Opinión - Bloomberg

O risco oculto por trás da ‘gamificação’ das criptomoedas

Tendência preocupante não está restrita à compra e manutenção de moedas digitais

Neste momento, pode fazer sentido tentar educar os mais jovens sobre o universo amplo da poupança, incluindo as ações
Tempo de leitura: 4 minutos

Bloomberg Opinion — Um aspecto tranquilizador do passeio de montanha-russa em que o bitcoin perdeu metade de seu valor em menos de dois meses é a imunidade do mundo financeiro real ao contágio das criptomoedas, que eu vejo cada vez mais como UnFunnyNotMoney (um “não dinheiro sem graça” numa tradução livre). Mas há o perigo de os especuladores, especialmente se eles forem jovens e inexperientes, terem uma reação do tipo “gato escaldado tem medo de água fria” às perdas que poderão abalar sua propensão de alocar dinheiro em poupanças de longo prazo.

A gamificação das finanças é uma tendência preocupante e não está restrita à compra e manutenção de moedas digitais.
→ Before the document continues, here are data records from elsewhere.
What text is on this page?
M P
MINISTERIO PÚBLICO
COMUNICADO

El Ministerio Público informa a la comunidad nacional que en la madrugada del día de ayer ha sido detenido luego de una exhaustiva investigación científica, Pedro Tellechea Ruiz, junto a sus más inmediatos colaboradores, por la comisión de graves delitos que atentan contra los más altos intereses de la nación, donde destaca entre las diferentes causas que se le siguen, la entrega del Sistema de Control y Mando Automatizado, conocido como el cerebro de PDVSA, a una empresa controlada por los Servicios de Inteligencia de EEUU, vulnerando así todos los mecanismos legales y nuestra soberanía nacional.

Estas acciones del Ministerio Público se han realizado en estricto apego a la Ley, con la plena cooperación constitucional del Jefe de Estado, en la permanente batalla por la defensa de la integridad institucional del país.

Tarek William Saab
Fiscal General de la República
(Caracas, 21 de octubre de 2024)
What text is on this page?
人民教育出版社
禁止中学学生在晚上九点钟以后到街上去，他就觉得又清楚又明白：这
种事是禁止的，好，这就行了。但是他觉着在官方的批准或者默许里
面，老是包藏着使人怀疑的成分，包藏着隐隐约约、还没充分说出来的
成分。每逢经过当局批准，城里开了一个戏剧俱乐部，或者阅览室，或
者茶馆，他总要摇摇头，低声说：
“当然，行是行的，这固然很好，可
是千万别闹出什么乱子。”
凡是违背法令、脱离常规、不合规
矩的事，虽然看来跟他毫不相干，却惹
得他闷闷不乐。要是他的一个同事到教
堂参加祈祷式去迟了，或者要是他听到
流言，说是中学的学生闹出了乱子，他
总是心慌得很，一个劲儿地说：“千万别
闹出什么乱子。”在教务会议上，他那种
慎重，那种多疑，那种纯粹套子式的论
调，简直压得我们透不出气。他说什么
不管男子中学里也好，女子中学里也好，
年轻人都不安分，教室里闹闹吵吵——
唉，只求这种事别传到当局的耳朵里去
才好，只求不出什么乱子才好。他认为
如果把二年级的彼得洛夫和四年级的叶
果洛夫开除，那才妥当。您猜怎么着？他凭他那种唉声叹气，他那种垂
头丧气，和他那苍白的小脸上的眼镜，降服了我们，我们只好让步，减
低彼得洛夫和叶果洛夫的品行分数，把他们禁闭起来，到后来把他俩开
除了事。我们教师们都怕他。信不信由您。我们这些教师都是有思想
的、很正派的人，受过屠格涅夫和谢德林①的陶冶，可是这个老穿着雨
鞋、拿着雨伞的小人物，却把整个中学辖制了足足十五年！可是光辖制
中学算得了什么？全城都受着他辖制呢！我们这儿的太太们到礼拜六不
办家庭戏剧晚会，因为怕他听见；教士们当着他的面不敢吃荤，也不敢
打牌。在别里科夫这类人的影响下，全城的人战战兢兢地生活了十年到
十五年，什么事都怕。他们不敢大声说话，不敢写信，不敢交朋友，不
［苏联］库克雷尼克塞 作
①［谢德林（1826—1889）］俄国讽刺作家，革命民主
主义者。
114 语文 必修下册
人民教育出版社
A multidão FOMO/YOLO [acrônimos em inglês para “medo de ficar de fora (de algo importante) e “só se vive uma vez”] também abraçou as ações, conforme vimos anteriormente este ano com a alta e queda (e nova alta) da GameStop Corp. e outras favoritas da Robinhood Markets Inc. que chamaram a atenção dos participantes da rede social Reddit.

Em fevereiro, o lendário investidor Charlie Munger disse que atrair investidores novatos para apostar em ações é uma “maneira suja” de lucrar com a inexperiência deles. “Isso é mais notório na dinâmica das negociações nos casos de investidores atraídos por novos tipos de operações de corretagem como a Robinhood”, afirma o vice-presidente do conselho de administração da Berkshire Hathaway Inc. “Acho toda essa atividade lamentável. Acredito que a civilização ficaria melhor sem ela.”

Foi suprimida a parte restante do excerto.